This article, the third in our deep-dive series on acoustics, focuses on optimizing the Indoor Environmental Quality (IEQ) on your next project through sound isolation or sound blocking. We explain the difference between blocking and absorption and address the function that blocking plays in ensuring indoor speech privacy.
You will learn about sound transmission class (STC) and how it is calculated and used in acoustic room design and building acoustics planning. We’ll also cover how sound blocking is applied in different types of buildings to meet specific acoustics goals.
Most importantly, we include specific direction on how to use different construction assemblies and materials hand in hand to manage interior noise and ultimately contribute to a healthy and productive experience for building occupants.
Acoustic insulation is one aspect of soundproofing your space; it is typically a component of a floor or wall assembly designed to ensure sound comfort for occupants. Managing the acoustics of a built environment, by its most simple definition, is done by either blocking or absorbing sound (one example being a sound barrier wall with acoustic insulation inside).
Most acoustic home and building design plans include a combination of both to reduce the transmission of unwanted direct sound from the source. When it comes to blocking interior sound (we will also refer to this interchangeably as “sound isolation”), the materials selected to support the acoustics objectives matter as much as the design of the space itself.
While “blocking” is the more commonly used term, sound isolation is the ability to block sound transmission from one room or area to another (between the source and the receiver). This may also be needed in instances where the room is upstairs or right next door.
Blocking (sound isolation) occurs when sound bounces off of hard, reflective materials in a space, whether on the ceiling, walls or partitions, windows, or the floor.

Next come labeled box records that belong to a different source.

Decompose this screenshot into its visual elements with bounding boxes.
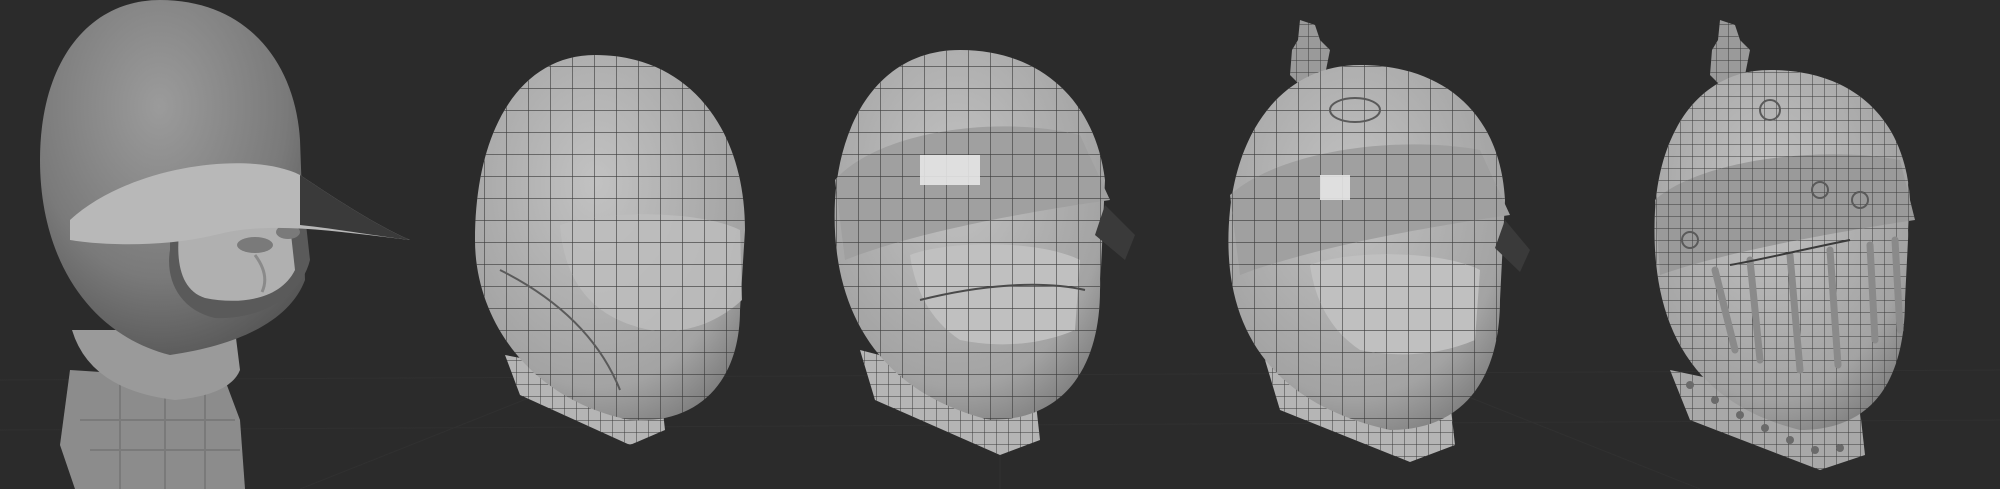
helmet-base-mesh-icon[interactable] xyxy=(475,55,745,445)
sculpted-head-with-cap-icon[interactable] xyxy=(40,0,410,489)
helmet-with-brim-icon[interactable] xyxy=(834,50,1135,455)
helmet-with-crest-icon[interactable] xyxy=(1228,20,1530,462)
scene-canvas xyxy=(0,0,2000,489)
3d-viewport[interactable] xyxy=(0,0,2000,489)
helmet-final-detail-icon[interactable] xyxy=(1654,20,1915,470)
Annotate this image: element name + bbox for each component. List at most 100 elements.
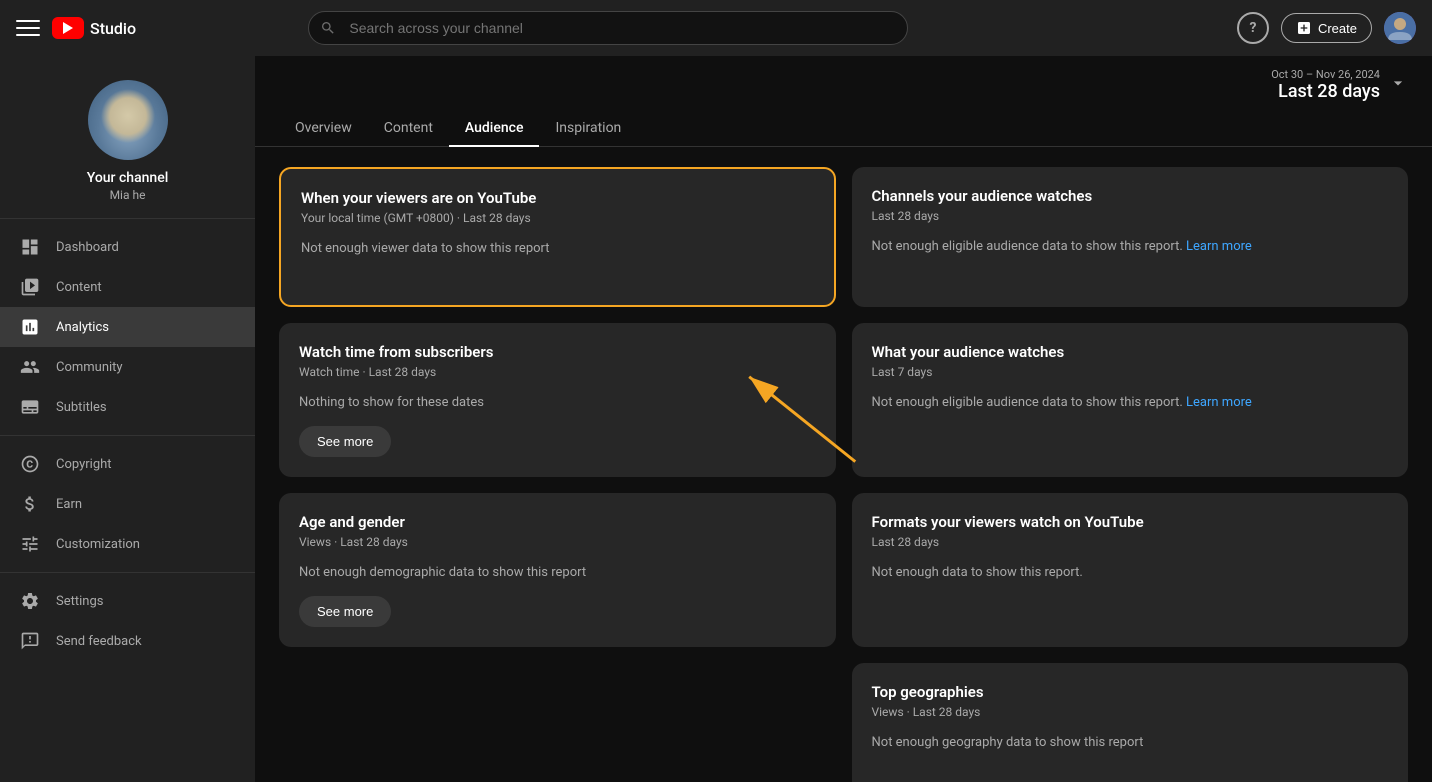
avatar-image: [1384, 12, 1416, 44]
sidebar-item-label-dashboard: Dashboard: [56, 240, 119, 255]
body-layout: Your channel Mia he Dashboard Content: [0, 56, 1432, 782]
feedback-icon: [20, 631, 40, 651]
sidebar-item-label-customization: Customization: [56, 537, 140, 552]
sidebar-item-label-feedback: Send feedback: [56, 634, 142, 649]
card-formats-subtitle: Last 28 days: [872, 535, 1389, 549]
date-range[interactable]: Oct 30 – Nov 26, 2024 Last 28 days: [1271, 68, 1380, 102]
sidebar-item-analytics[interactable]: Analytics: [0, 307, 255, 347]
card-top-geographies: Top geographies Views · Last 28 days Not…: [852, 663, 1409, 782]
sidebar-item-dashboard[interactable]: Dashboard: [0, 227, 255, 267]
tab-audience[interactable]: Audience: [449, 110, 540, 146]
card-viewers-body: Not enough viewer data to show this repo…: [301, 241, 814, 285]
subtitles-icon: [20, 397, 40, 417]
card-what-audience-watches: What your audience watches Last 7 days N…: [852, 323, 1409, 477]
sidebar-item-send-feedback[interactable]: Send feedback: [0, 621, 255, 661]
card-viewers-title: When your viewers are on YouTube: [301, 189, 814, 207]
card-channels-body: Not enough eligible audience data to sho…: [872, 239, 1389, 287]
card-watch-time-body: Nothing to show for these dates: [299, 395, 816, 410]
copyright-icon: [20, 454, 40, 474]
sidebar-divider-1: [0, 435, 255, 436]
card-what-title: What your audience watches: [872, 343, 1389, 361]
card-what-body: Not enough eligible audience data to sho…: [872, 395, 1389, 457]
header-left: Studio: [16, 16, 136, 40]
main-content: Oct 30 – Nov 26, 2024 Last 28 days Overv…: [255, 56, 1432, 782]
youtube-icon: [52, 17, 84, 39]
card-geo-subtitle: Views · Last 28 days: [872, 705, 1389, 719]
sidebar-item-customization[interactable]: Customization: [0, 524, 255, 564]
create-plus-icon: [1296, 20, 1312, 36]
card-what-subtitle: Last 7 days: [872, 365, 1389, 379]
date-range-value: Last 28 days: [1271, 81, 1380, 102]
cards-grid: When your viewers are on YouTube Your lo…: [255, 167, 1432, 782]
community-icon: [20, 357, 40, 377]
card-viewers-on-youtube: When your viewers are on YouTube Your lo…: [279, 167, 836, 307]
watch-time-see-more-button[interactable]: See more: [299, 426, 391, 457]
settings-icon: [20, 591, 40, 611]
sidebar-item-settings[interactable]: Settings: [0, 581, 255, 621]
channel-name: Your channel: [87, 170, 169, 186]
sidebar-item-content[interactable]: Content: [0, 267, 255, 307]
cards-area: When your viewers are on YouTube Your lo…: [255, 167, 1432, 782]
tab-content[interactable]: Content: [368, 110, 449, 146]
app-header: Studio ? Create: [0, 0, 1432, 56]
card-viewers-subtitle: Your local time (GMT +0800) · Last 28 da…: [301, 211, 814, 225]
sidebar-item-earn[interactable]: Earn: [0, 484, 255, 524]
sidebar-item-label-community: Community: [56, 360, 123, 375]
menu-icon[interactable]: [16, 16, 40, 40]
tab-overview[interactable]: Overview: [279, 110, 368, 146]
analytics-tabs: Overview Content Audience Inspiration: [255, 110, 1432, 147]
content-icon: [20, 277, 40, 297]
sidebar-item-label-copyright: Copyright: [56, 457, 112, 472]
card-age-gender: Age and gender Views · Last 28 days Not …: [279, 493, 836, 647]
search-bar[interactable]: [308, 11, 908, 45]
studio-label: Studio: [90, 19, 136, 38]
card-channels-title: Channels your audience watches: [872, 187, 1389, 205]
card-formats-title: Formats your viewers watch on YouTube: [872, 513, 1389, 531]
sidebar-item-label-settings: Settings: [56, 594, 103, 609]
card-watch-time-subtitle: Watch time · Last 28 days: [299, 365, 816, 379]
card-watch-time: Watch time from subscribers Watch time ·…: [279, 323, 836, 477]
search-input[interactable]: [308, 11, 908, 45]
avatar[interactable]: [1384, 12, 1416, 44]
date-range-chevron[interactable]: [1388, 73, 1408, 97]
channel-info: Your channel Mia he: [0, 56, 255, 219]
sidebar-item-community[interactable]: Community: [0, 347, 255, 387]
sidebar-divider-2: [0, 572, 255, 573]
search-icon: [320, 20, 336, 36]
card-geo-body: Not enough geography data to show this r…: [872, 735, 1389, 782]
card-formats-body: Not enough data to show this report.: [872, 565, 1389, 627]
customization-icon: [20, 534, 40, 554]
date-range-label: Oct 30 – Nov 26, 2024: [1271, 68, 1380, 81]
card-age-gender-title: Age and gender: [299, 513, 816, 531]
channel-handle: Mia he: [110, 188, 146, 202]
channel-avatar[interactable]: [88, 80, 168, 160]
channels-learn-more-link[interactable]: Learn more: [1186, 239, 1252, 254]
card-age-gender-subtitle: Views · Last 28 days: [299, 535, 816, 549]
age-gender-see-more-button[interactable]: See more: [299, 596, 391, 627]
card-channels-subtitle: Last 28 days: [872, 209, 1389, 223]
card-geo-title: Top geographies: [872, 683, 1389, 701]
channel-avatar-image: [88, 80, 168, 160]
earn-icon: [20, 494, 40, 514]
tab-inspiration[interactable]: Inspiration: [539, 110, 637, 146]
create-button[interactable]: Create: [1281, 13, 1372, 43]
create-label: Create: [1318, 21, 1357, 36]
help-button[interactable]: ?: [1237, 12, 1269, 44]
card-age-gender-footer: See more: [299, 596, 816, 627]
sidebar-item-subtitles[interactable]: Subtitles: [0, 387, 255, 427]
sidebar-item-label-subtitles: Subtitles: [56, 400, 107, 415]
dashboard-icon: [20, 237, 40, 257]
card-watch-time-footer: See more: [299, 426, 816, 457]
card-formats: Formats your viewers watch on YouTube La…: [852, 493, 1409, 647]
sidebar-item-label-earn: Earn: [56, 497, 82, 512]
sidebar-item-copyright[interactable]: Copyright: [0, 444, 255, 484]
card-watch-time-title: Watch time from subscribers: [299, 343, 816, 361]
header-right: ? Create: [1237, 12, 1416, 44]
date-header: Oct 30 – Nov 26, 2024 Last 28 days: [255, 56, 1432, 110]
sidebar-item-label-analytics: Analytics: [56, 320, 109, 335]
sidebar-item-label-content: Content: [56, 280, 102, 295]
card-age-gender-body: Not enough demographic data to show this…: [299, 565, 816, 580]
analytics-icon: [20, 317, 40, 337]
what-audience-learn-more-link[interactable]: Learn more: [1186, 395, 1252, 410]
logo[interactable]: Studio: [52, 17, 136, 39]
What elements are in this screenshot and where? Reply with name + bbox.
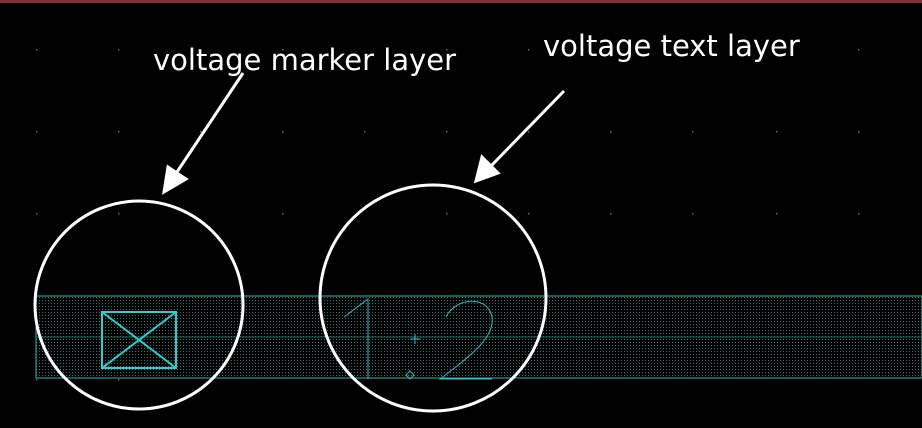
layout-drawing [33,49,922,413]
voltage-marker-layer-label: voltage marker layer [153,43,457,77]
marker-arrow [162,72,245,195]
voltage-text-layer-label: voltage text layer [543,29,800,63]
layout-canvas[interactable]: voltage marker layer voltage text layer [0,3,922,428]
text-arrow [473,89,566,184]
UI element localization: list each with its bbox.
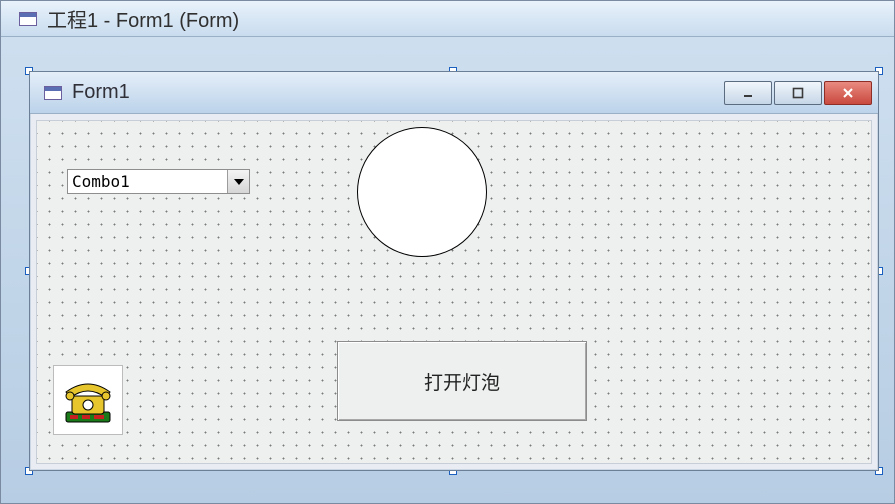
designer-titlebar: 工程1 - Form1 (Form) bbox=[1, 1, 894, 37]
form1-window[interactable]: Form1 Combo1 bbox=[29, 71, 879, 471]
minimize-button[interactable] bbox=[724, 81, 772, 105]
minimize-icon bbox=[741, 86, 755, 100]
designer-window: 工程1 - Form1 (Form) Form1 bbox=[0, 0, 895, 504]
designer-title: 工程1 - Form1 (Form) bbox=[47, 4, 239, 33]
form-icon bbox=[44, 86, 62, 100]
maximize-button[interactable] bbox=[774, 81, 822, 105]
shape-bulb[interactable] bbox=[357, 127, 487, 257]
open-bulb-button[interactable]: 打开灯泡 bbox=[337, 341, 587, 421]
form-icon bbox=[19, 12, 37, 26]
close-icon bbox=[841, 86, 855, 100]
phone-icon bbox=[60, 372, 116, 428]
chevron-down-icon bbox=[234, 179, 244, 185]
combo1-text[interactable]: Combo1 bbox=[68, 170, 227, 193]
combo1-dropdown-button[interactable] bbox=[227, 170, 249, 193]
open-bulb-button-label: 打开灯泡 bbox=[424, 368, 500, 395]
form1-client-area[interactable]: Combo1 打开灯泡 bbox=[36, 120, 872, 464]
combo1[interactable]: Combo1 bbox=[67, 169, 250, 194]
image-phone[interactable] bbox=[53, 365, 123, 435]
maximize-icon bbox=[791, 86, 805, 100]
form1-titlebar: Form1 bbox=[30, 72, 878, 114]
close-button[interactable] bbox=[824, 81, 872, 105]
window-buttons bbox=[724, 81, 872, 105]
form1-title: Form1 bbox=[72, 81, 724, 104]
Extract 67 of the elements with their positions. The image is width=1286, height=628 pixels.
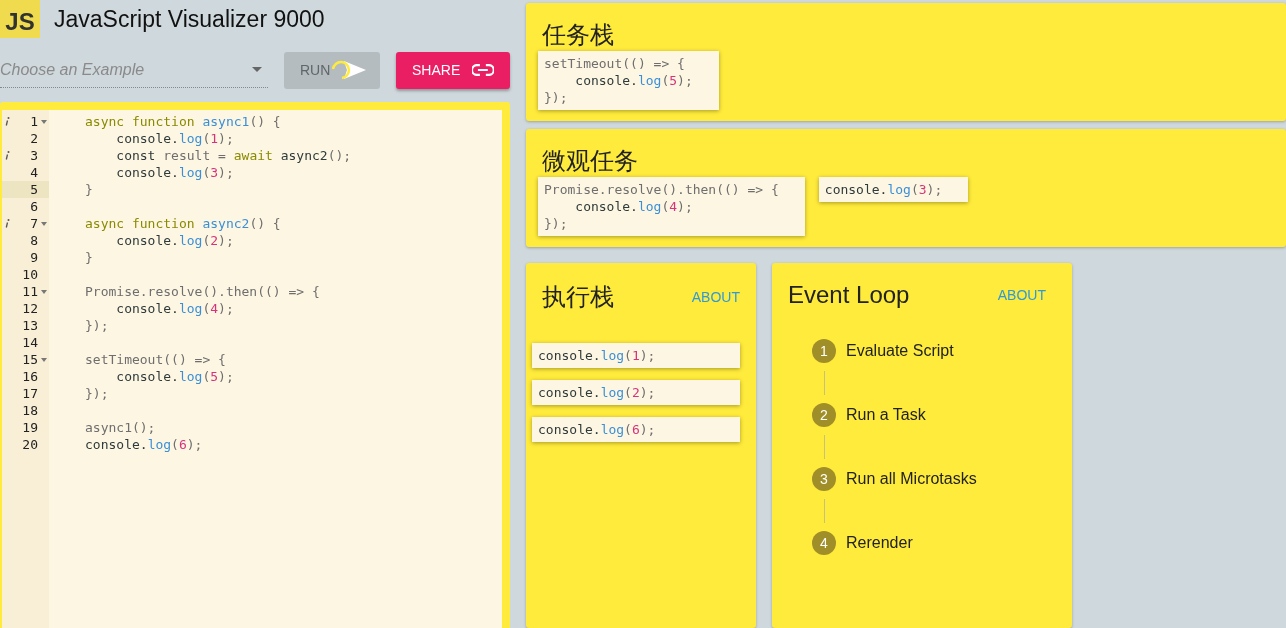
code-snippet: Promise.resolve().then(() => { console.log(4); }); [538,177,805,236]
step-number: 1 [812,339,836,363]
step-number: 2 [812,403,836,427]
code-line: async function async1() { [85,113,281,130]
code-line: console.log(4); [115,300,234,317]
code-line: setTimeout(() => { [85,351,226,368]
caret-icon [252,67,262,72]
code-line: console.log(3); [115,164,234,181]
panel-title: 任务栈 [542,20,615,50]
code-line: const result = await async2(); [115,147,352,164]
code-line: console.log(5); [115,368,234,385]
code-line: async1(); [85,419,156,436]
line-number: 16 [21,369,38,384]
about-link[interactable]: ABOUT [997,287,1046,303]
line-number: 19 [21,420,38,435]
step-label: Run a Task [846,406,926,424]
fold-icon[interactable] [41,357,47,362]
line-number: 12 [21,301,38,316]
code-snippet: console.log(1); [532,343,740,368]
fold-icon[interactable] [41,221,47,226]
panel-title: 执行栈 [542,282,614,312]
line-number: 13 [21,318,38,333]
code-line: console.log(2); [115,232,234,249]
line-number: 18 [21,403,38,418]
line-number: 20 [21,437,38,452]
line-number: 17 [21,386,38,401]
line-number: 8 [29,233,38,248]
line-number: 11 [21,284,38,299]
line-number: 14 [21,335,38,350]
line-number: 9 [29,250,38,265]
share-button[interactable]: SHARE [396,51,510,89]
code-snippet: console.log(3); [818,177,969,202]
step-number: 4 [812,531,836,555]
code-line: } [85,181,93,198]
line-number: 6 [29,199,38,214]
code-line: }); [85,317,109,334]
step-label: Rerender [846,534,913,552]
line-number: 7 [29,216,38,231]
code-line: }); [85,385,109,402]
line-number: 5 [29,182,38,197]
code-snippet: setTimeout(() => { console.log(5); }); [538,51,719,110]
code-line: console.log(6); [85,436,203,453]
example-select[interactable]: Choose an Example [0,60,252,79]
code-line: console.log(1); [115,130,234,147]
code-snippet: console.log(2); [532,380,740,405]
panel-title: 微观任务 [542,146,639,176]
fold-icon[interactable] [41,289,47,294]
step-label: Evaluate Script [846,342,954,360]
code-line: } [85,249,93,266]
js-logo: JS [0,0,40,38]
code-line: async function async2() { [85,215,281,232]
line-number: 2 [29,131,38,146]
send-icon [344,61,367,79]
fold-icon[interactable] [41,119,47,124]
code-snippet: console.log(6); [532,417,740,442]
link-icon [472,64,494,76]
line-number: 10 [21,267,38,282]
about-link[interactable]: ABOUT [691,289,740,305]
line-number: 15 [21,352,38,367]
step-label: Run all Microtasks [846,470,977,488]
line-number: 3 [29,148,38,163]
panel-title: Event Loop [788,281,910,309]
line-number: 4 [29,165,38,180]
step-number: 3 [812,467,836,491]
line-number: 1 [29,114,38,129]
app-title: JavaScript Visualizer 9000 [54,5,325,33]
code-line: Promise.resolve().then(() => { [85,283,320,300]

Absorption, conversely, is what happens when a material has the ability to absorb and dampen the sound. Softer materials, such as carpets, fabric panels or perforated ceiling tiles, are most often used for this purpose.
The design approach to be considered for sound isolation is separating (or decoupling) assembly materials to stop the transfer of sound energy. This soundproofing technique is often used in “floating” walls or floors but doesn’t have to be done by constructing a massive concrete slab or wall.
There are several types of sound isolation including room-to-room, one-way sound, vertical airborne sound, and impact sound.